Article 325 TFEU is to be found in chapter 3 of the TFEU which concerns the EU’s annual budget. Article 325 TFEU itself is about combating fraud. Under this provision, national authorities of EU Member States have committed themselves to do the following:

– To counter fraud and any other illegal activities affecting the financial interests of the EU through national measures which shall act as a deterrent and be such as to afford effective protection in the Member States; 

– To take the same measures to counter fraud affecting the financial interests of the EU as they take to counter fraud affecting their own financial interests;

– To coordinate their action aimed at protecting the financial interest of the EU against fraud and to this end, organise close and regular cooperation between the competent authorities. 

It is our submission that Romanian authorities have deliberately and repeatedly violated this Treaty provision and the obligations therein via a number of “positive measures” (i.e., measures essentially legalising corruption via the reduction of prescription periods or of sanctions for certain offense such as abuse of office, new rules limiting the possibility to provide evidence of bribery crimes, etc.) and “negative measures” (i.e., measures undermining judicial independence)

An infringement action directly based on Article 325 TFEU – coupled with Article 19(1) TFEU regarding aspects relating to judicial independence as well as an application for interim measures to provisionally prevent the application of relevant national provisions – is not only possible in our view but urgently warranted considering the pattern highlighted in section 1 of this post. In other words, and as shown in section 1 of this post, the cumulative effect of Romania’s ruling party’s systematic and ongoing attempt to legalise fraud to save its members from prosecution and sanctions has now reached a level where it structurally threatens not only the rule of law but also the financial interests of the EU.

In this respect, we would also submit that the fight against corruption ought to be understood as one of the core component of the rule of law (see e.g. the 2003 UN Convention against Corruption but also the 2006 Commission Decision establishing a CVM for Romania, recital 3: the rule of law “implies for all Member States the existence of an impartial, independent and effective judicial and administrative system properly equipped, inter alia, to fight corruption”) and that the time has come for the Commission to remind Romanian authorities but also every other EU Member State that Article 325 TFEU subjects national authorities to a positive obligation not to undermine their anti-corruption capacity. 

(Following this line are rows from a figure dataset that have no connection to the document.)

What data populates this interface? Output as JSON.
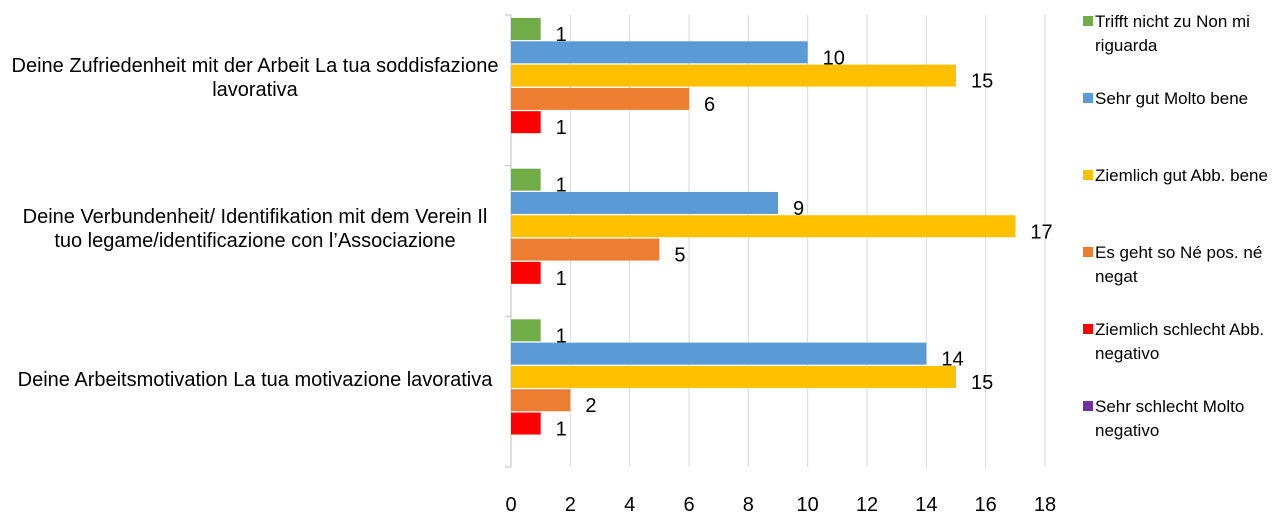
{
  "chart_data": {
    "type": "bar",
    "orientation": "horizontal",
    "categories": [
      "Deine Zufriedenheit mit der Arbeit La tua soddisfazione lavorativa",
      "Deine Verbundenheit/ Identifikation mit dem Verein Il tuo legame/identificazione con l’Associazione",
      "Deine Arbeitsmotivation La tua motivazione lavorativa"
    ],
    "series": [
      {
        "name": "Trifft nicht zu Non mi riguarda",
        "color": "#70ad47",
        "values": [
          1,
          1,
          1
        ]
      },
      {
        "name": "Sehr gut  Molto bene",
        "color": "#5b9bd5",
        "values": [
          10,
          9,
          14
        ]
      },
      {
        "name": "Ziemlich gut Abb. bene",
        "color": "#ffc000",
        "values": [
          15,
          17,
          15
        ]
      },
      {
        "name": "Es geht so Né pos. né negat",
        "color": "#ed7d31",
        "values": [
          6,
          5,
          2
        ]
      },
      {
        "name": "Ziemlich schlecht Abb. negativo",
        "color": "#ff0000",
        "values": [
          1,
          1,
          1
        ]
      },
      {
        "name": "Sehr schlecht Molto negativo",
        "color": "#7030a0",
        "values": [
          null,
          null,
          null
        ]
      }
    ],
    "xlim": [
      0,
      18
    ],
    "xticks": [
      0,
      2,
      4,
      6,
      8,
      10,
      12,
      14,
      16,
      18
    ],
    "grid": true,
    "legend": "right"
  }
}
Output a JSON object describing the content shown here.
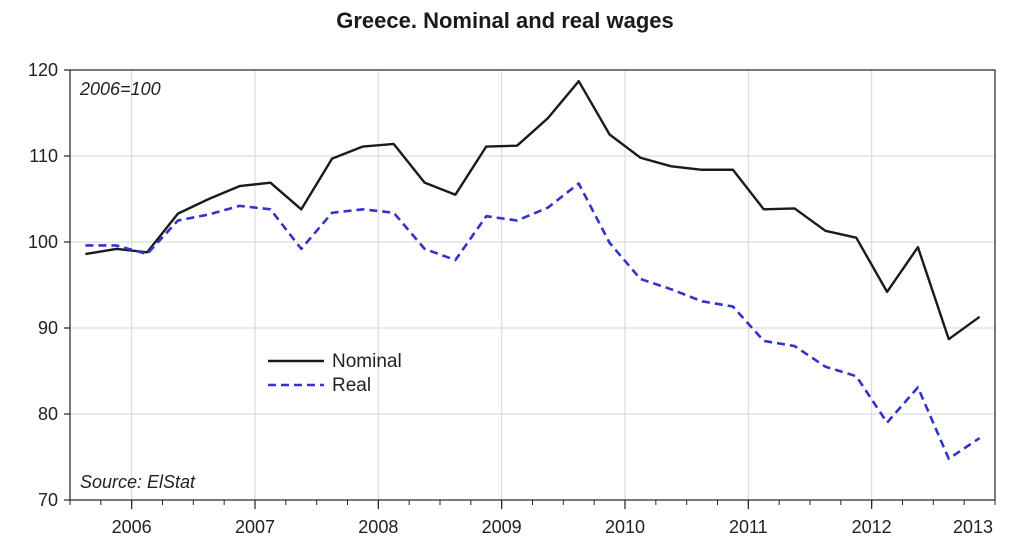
{
  "chart_data": {
    "type": "line",
    "title": "Greece. Nominal and real wages",
    "annotations": {
      "base": "2006=100",
      "source": "Source: ElStat"
    },
    "xlabel": "",
    "ylabel": "",
    "ylim": [
      70,
      120
    ],
    "yticks": [
      70,
      80,
      90,
      100,
      110,
      120
    ],
    "x_range": [
      2006.0,
      2013.5
    ],
    "x_year_labels": [
      "2006",
      "2007",
      "2008",
      "2009",
      "2010",
      "2011",
      "2012",
      "2013"
    ],
    "grid": true,
    "legend_position": "left-center",
    "x": [
      2006.125,
      2006.375,
      2006.625,
      2006.875,
      2007.125,
      2007.375,
      2007.625,
      2007.875,
      2008.125,
      2008.375,
      2008.625,
      2008.875,
      2009.125,
      2009.375,
      2009.625,
      2009.875,
      2010.125,
      2010.375,
      2010.625,
      2010.875,
      2011.125,
      2011.375,
      2011.625,
      2011.875,
      2012.125,
      2012.375,
      2012.625,
      2012.875,
      2013.125,
      2013.375
    ],
    "series": [
      {
        "name": "Nominal",
        "color": "#1a1a1a",
        "dash": "solid",
        "values": [
          98.6,
          99.2,
          98.8,
          103.3,
          105.0,
          106.5,
          106.9,
          103.8,
          109.7,
          111.1,
          111.4,
          106.9,
          105.5,
          111.1,
          111.2,
          114.4,
          118.7,
          112.5,
          109.8,
          108.8,
          108.4,
          108.4,
          103.8,
          103.9,
          101.3,
          100.5,
          94.2,
          99.4,
          88.7,
          91.3
        ]
      },
      {
        "name": "Real",
        "color": "#3333cc",
        "dash": "dashed",
        "values": [
          99.6,
          99.6,
          98.6,
          102.5,
          103.2,
          104.2,
          103.8,
          99.2,
          103.4,
          103.8,
          103.4,
          99.2,
          97.9,
          103.0,
          102.5,
          104.0,
          106.8,
          99.9,
          95.7,
          94.5,
          93.1,
          92.5,
          88.5,
          87.9,
          85.5,
          84.4,
          79.0,
          83.1,
          74.8,
          77.2
        ]
      }
    ]
  }
}
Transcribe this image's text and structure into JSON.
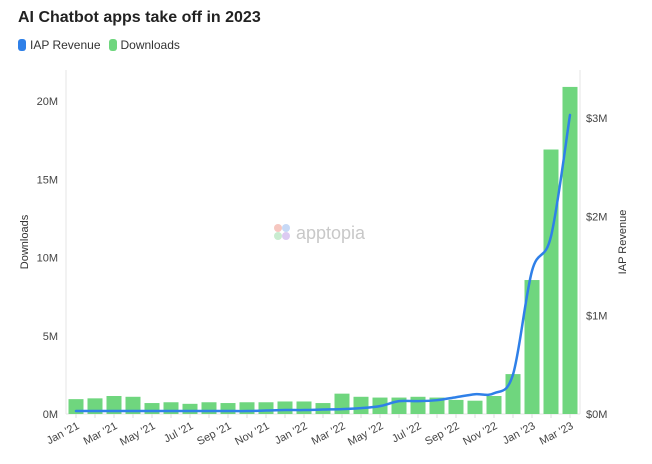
{
  "chart_data": {
    "type": "bar",
    "title": "AI Chatbot apps take off in 2023",
    "categories": [
      "Jan '21",
      "Feb '21",
      "Mar '21",
      "Apr '21",
      "May '21",
      "Jun '21",
      "Jul '21",
      "Aug '21",
      "Sep '21",
      "Oct '21",
      "Nov '21",
      "Dec '21",
      "Jan '22",
      "Feb '22",
      "Mar '22",
      "Apr '22",
      "May '22",
      "Jun '22",
      "Jul '22",
      "Aug '22",
      "Sep '22",
      "Oct '22",
      "Nov '22",
      "Dec '22",
      "Jan '23",
      "Feb '23",
      "Mar '23"
    ],
    "tick_labels": [
      "Jan '21",
      "Mar '21",
      "May '21",
      "Jul '21",
      "Sep '21",
      "Nov '21",
      "Jan '22",
      "Mar '22",
      "May '22",
      "Jul '22",
      "Sep '22",
      "Nov '22",
      "Jan '23",
      "Mar '23"
    ],
    "series": [
      {
        "name": "Downloads",
        "type": "bar",
        "axis": "left",
        "color": "#6fd67e",
        "values": [
          0.95,
          1.0,
          1.15,
          1.1,
          0.7,
          0.75,
          0.65,
          0.75,
          0.7,
          0.75,
          0.75,
          0.8,
          0.8,
          0.7,
          1.3,
          1.1,
          1.05,
          1.05,
          1.1,
          1.05,
          0.9,
          0.85,
          1.15,
          2.55,
          8.56,
          16.9,
          20.9
        ]
      },
      {
        "name": "IAP Revenue",
        "type": "line",
        "axis": "right",
        "color": "#2f80e8",
        "values": [
          0.03,
          0.03,
          0.03,
          0.03,
          0.03,
          0.03,
          0.03,
          0.03,
          0.03,
          0.03,
          0.035,
          0.04,
          0.04,
          0.045,
          0.05,
          0.06,
          0.08,
          0.13,
          0.13,
          0.14,
          0.17,
          0.2,
          0.21,
          0.4,
          1.45,
          1.8,
          3.03
        ]
      }
    ],
    "legend": [
      "IAP Revenue",
      "Downloads"
    ],
    "legend_position": "top-left",
    "ylabel": "Downloads",
    "y2label": "IAP Revenue",
    "ylim": [
      0,
      21.5
    ],
    "y2lim": [
      0,
      3.35
    ],
    "yticks": [
      0,
      5,
      10,
      15,
      20
    ],
    "ytick_labels": [
      "0M",
      "5M",
      "10M",
      "15M",
      "20M"
    ],
    "y2ticks": [
      0,
      1,
      2,
      3
    ],
    "y2tick_labels": [
      "$0M",
      "$1M",
      "$2M",
      "$3M"
    ],
    "watermark": "apptopia"
  }
}
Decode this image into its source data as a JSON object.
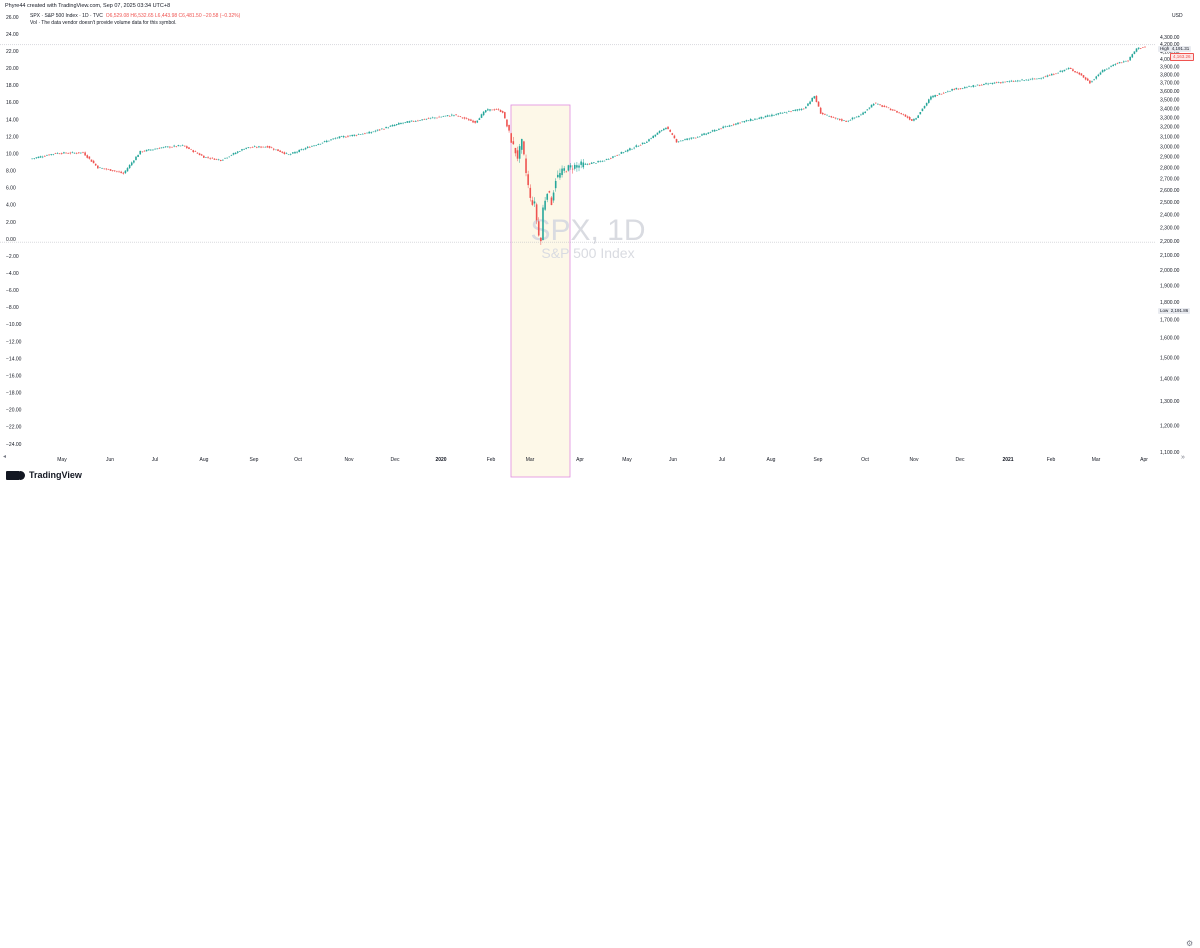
{
  "header": {
    "credit": "Phyre44 created with TradingView.com, Sep 07, 2025 03:34 UTC+8",
    "currency": "USD"
  },
  "legend": {
    "symbol": "SPX · S&P 500 Index · 1D · TVC",
    "ohlc": "O6,529.08 H6,532.65 L6,443.98 C6,481.50 −20.58 (−0.32%)",
    "change_extra": "−20.58 (−0.32%)",
    "vol_note": "Vol · The data vendor doesn't provide volume data for this symbol."
  },
  "watermark": {
    "symbol": "SPX, 1D",
    "name": "S&P 500 Index"
  },
  "markers": {
    "high_label": "High",
    "high_value": "4,191.31",
    "last_value": "4,163.26",
    "low_label": "Low",
    "low_value": "2,191.86"
  },
  "branding": {
    "logo_text": "TradingView"
  },
  "colors": {
    "up": "#26a69a",
    "down": "#ef5350",
    "highlight_fill": "#fdf8e8",
    "highlight_stroke": "#e08ce0"
  },
  "icons": {
    "settings": "gear-icon",
    "goto": "chevron-right-icon",
    "logo": "tradingview-logo-icon"
  },
  "chart_data": {
    "type": "candlestick",
    "title": "SPX, 1D",
    "subtitle": "S&P 500 Index",
    "left_axis": {
      "ticks": [
        "26.00",
        "24.00",
        "22.00",
        "20.00",
        "18.00",
        "16.00",
        "14.00",
        "12.00",
        "10.00",
        "8.00",
        "6.00",
        "4.00",
        "2.00",
        "0.00",
        "−2.00",
        "−4.00",
        "−6.00",
        "−8.00",
        "−10.00",
        "−12.00",
        "−14.00",
        "−16.00",
        "−18.00",
        "−20.00",
        "−22.00",
        "−24.00"
      ],
      "range": [
        -24,
        26
      ]
    },
    "right_axis": {
      "ticks": [
        "4,300.00",
        "4,200.00",
        "4,100.00",
        "4,000.00",
        "3,900.00",
        "3,800.00",
        "3,700.00",
        "3,600.00",
        "3,500.00",
        "3,400.00",
        "3,300.00",
        "3,200.00",
        "3,100.00",
        "3,000.00",
        "2,900.00",
        "2,800.00",
        "2,700.00",
        "2,600.00",
        "2,500.00",
        "2,400.00",
        "2,300.00",
        "2,200.00",
        "2,100.00",
        "2,000.00",
        "1,900.00",
        "1,800.00",
        "1,700.00",
        "1,600.00",
        "1,500.00",
        "1,400.00",
        "1,300.00",
        "1,200.00",
        "1,100.00"
      ],
      "range": [
        1100,
        4300
      ]
    },
    "x_ticks": [
      "May",
      "Jun",
      "Jul",
      "Aug",
      "Sep",
      "Oct",
      "Nov",
      "Dec",
      "2020",
      "Feb",
      "Mar",
      "Apr",
      "May",
      "Jun",
      "Jul",
      "Aug",
      "Sep",
      "Oct",
      "Nov",
      "Dec",
      "2021",
      "Feb",
      "Mar",
      "Apr"
    ],
    "price_path": [
      [
        0,
        2880
      ],
      [
        12,
        2935
      ],
      [
        25,
        2940
      ],
      [
        32,
        2800
      ],
      [
        40,
        2770
      ],
      [
        44,
        2745
      ],
      [
        52,
        2950
      ],
      [
        62,
        2990
      ],
      [
        72,
        3010
      ],
      [
        82,
        2900
      ],
      [
        90,
        2870
      ],
      [
        102,
        2990
      ],
      [
        112,
        3000
      ],
      [
        122,
        2920
      ],
      [
        132,
        3000
      ],
      [
        145,
        3090
      ],
      [
        160,
        3140
      ],
      [
        175,
        3240
      ],
      [
        188,
        3290
      ],
      [
        200,
        3330
      ],
      [
        210,
        3250
      ],
      [
        215,
        3380
      ],
      [
        220,
        3390
      ],
      [
        223,
        3360
      ],
      [
        226,
        3130
      ],
      [
        228,
        3000
      ],
      [
        230,
        2900
      ],
      [
        232,
        3040
      ],
      [
        234,
        2750
      ],
      [
        236,
        2520
      ],
      [
        238,
        2480
      ],
      [
        240,
        2240
      ],
      [
        241,
        2200
      ],
      [
        242,
        2450
      ],
      [
        244,
        2600
      ],
      [
        246,
        2500
      ],
      [
        248,
        2700
      ],
      [
        252,
        2780
      ],
      [
        256,
        2810
      ],
      [
        262,
        2830
      ],
      [
        270,
        2860
      ],
      [
        278,
        2930
      ],
      [
        290,
        3040
      ],
      [
        300,
        3200
      ],
      [
        305,
        3050
      ],
      [
        315,
        3100
      ],
      [
        325,
        3180
      ],
      [
        335,
        3250
      ],
      [
        345,
        3300
      ],
      [
        355,
        3350
      ],
      [
        365,
        3400
      ],
      [
        370,
        3540
      ],
      [
        373,
        3350
      ],
      [
        378,
        3300
      ],
      [
        385,
        3260
      ],
      [
        392,
        3330
      ],
      [
        398,
        3460
      ],
      [
        405,
        3400
      ],
      [
        412,
        3330
      ],
      [
        416,
        3270
      ],
      [
        418,
        3300
      ],
      [
        425,
        3530
      ],
      [
        435,
        3620
      ],
      [
        445,
        3660
      ],
      [
        455,
        3700
      ],
      [
        465,
        3720
      ],
      [
        475,
        3750
      ],
      [
        482,
        3800
      ],
      [
        490,
        3880
      ],
      [
        495,
        3810
      ],
      [
        500,
        3700
      ],
      [
        505,
        3830
      ],
      [
        512,
        3940
      ],
      [
        518,
        3980
      ],
      [
        522,
        4140
      ],
      [
        526,
        4163
      ]
    ],
    "high_value": 4191.31,
    "low_value": 2191.86,
    "last_value": 4163.26,
    "highlight_range": [
      "Feb 2020",
      "Mar 2020"
    ]
  }
}
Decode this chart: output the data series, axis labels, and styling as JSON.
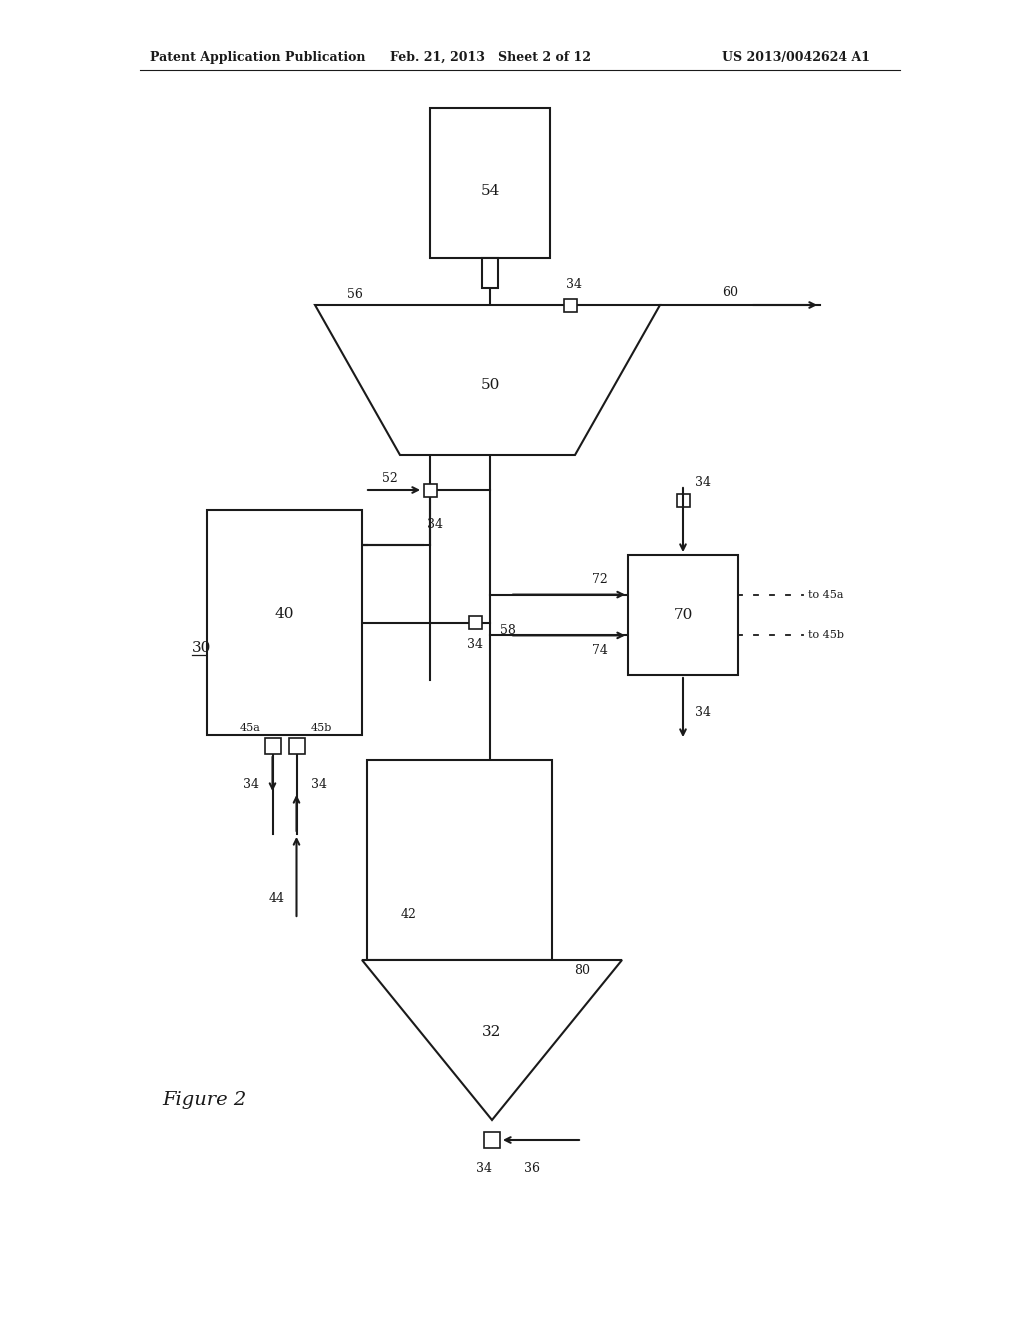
{
  "bg_color": "#ffffff",
  "line_color": "#1a1a1a",
  "text_color": "#1a1a1a",
  "header_left": "Patent Application Publication",
  "header_mid": "Feb. 21, 2013   Sheet 2 of 12",
  "header_right": "US 2013/0042624 A1",
  "label_fontsize": 9,
  "header_fontsize": 9,
  "fig2_fontsize": 13
}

Recent developments – Mr Dragnea’s sentence, the heavy loss suffered by Mr Dragnea’s party in the European Parliamentary elections and the result of the non-binding referendum on the “reforms” of the judiciary – should preclude further deterioration of the situation in Romania in the short term. This should be no reason however for the Commission to delay action. The Commission should rather stand on the side of those fighting against corruption and impunity. In a situation where national authorities have deliberately and repeatedly ignored the EU’s concerns, no futile attempt at dialoguing should be made. Instead the Commission ought to promptly enforce EU law and demand an immediate change of course via an infringement based on Article 325 TFEU.